Twins occur once in 87 live births, conjoined twins once in 50,000 births, and craniopagi once in 2.5 million births. Due to the rarity and ethical dilemmas involved in performing embryological experiments investigating the etiology of craniopagus twins, several theories have arisen surrounding conjoining events in these twins, namely ‘fusion’ and ‘fission’ theories. This report aims to describe the literature regarding these theories and presents a coalescence toward a unified theory of conjoined twinning, with a craniopagus focus.


All relevant literature pertaining to the embryological basis of conjoined twinning was reviewed.

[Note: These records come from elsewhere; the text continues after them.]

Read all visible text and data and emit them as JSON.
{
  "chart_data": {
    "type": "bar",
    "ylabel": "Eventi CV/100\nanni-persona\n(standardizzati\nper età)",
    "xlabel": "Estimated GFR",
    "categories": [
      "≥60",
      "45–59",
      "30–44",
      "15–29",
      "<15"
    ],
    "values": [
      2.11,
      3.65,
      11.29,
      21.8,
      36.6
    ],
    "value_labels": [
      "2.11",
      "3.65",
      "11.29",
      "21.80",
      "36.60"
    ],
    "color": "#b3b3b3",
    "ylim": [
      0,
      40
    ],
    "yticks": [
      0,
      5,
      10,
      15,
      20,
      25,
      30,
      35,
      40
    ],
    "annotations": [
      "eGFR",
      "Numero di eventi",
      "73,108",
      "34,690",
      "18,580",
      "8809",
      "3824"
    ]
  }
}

The theories of fission and fusion, in their attempts to singularly explain the full spectrum of conjoined twinning, fail to account for key phenomenology supporting one theory over the other in different types of twins. Fusion fails to explain symmetry exhibited by conjoined twins (i.e. situs inversus), and disregards exogenous twinning stimuli (alcohol, mitotic inhibitors) which result in incomplete embryonic separation in animal models. Fissionists disregard reports of rare diamniotic conjoining, insufficient evidence describing why cranial and caudal sites are final locations of failed separation, and ‘joined’ tissues, as with the brains of craniopagi, which abut and compress each other rather than form a singular, contiguous structure.


A dual theory of conjoined twinning is proposed. In cases of omphalopagi, thoracopagi, cephalopagi, and parapagi, large ventral or lateral segments are fused between twins who demonstrate symmetry, may rarely be diamniotic omphalopagi with fused umbilical regions, may share several body parts, and may be the result of incomplete twinning stimuli consistent with a fissionist theory. Rachipagi, ischiopagi, and craniopagi are joined dorsally or along neuropore closure sites, asymmetrically, with any possible rotational component, consistent with a fusion theory. Therefore, to account for all phenomenology, a dual hypothesis may exist for the embryological development of conjoined twins.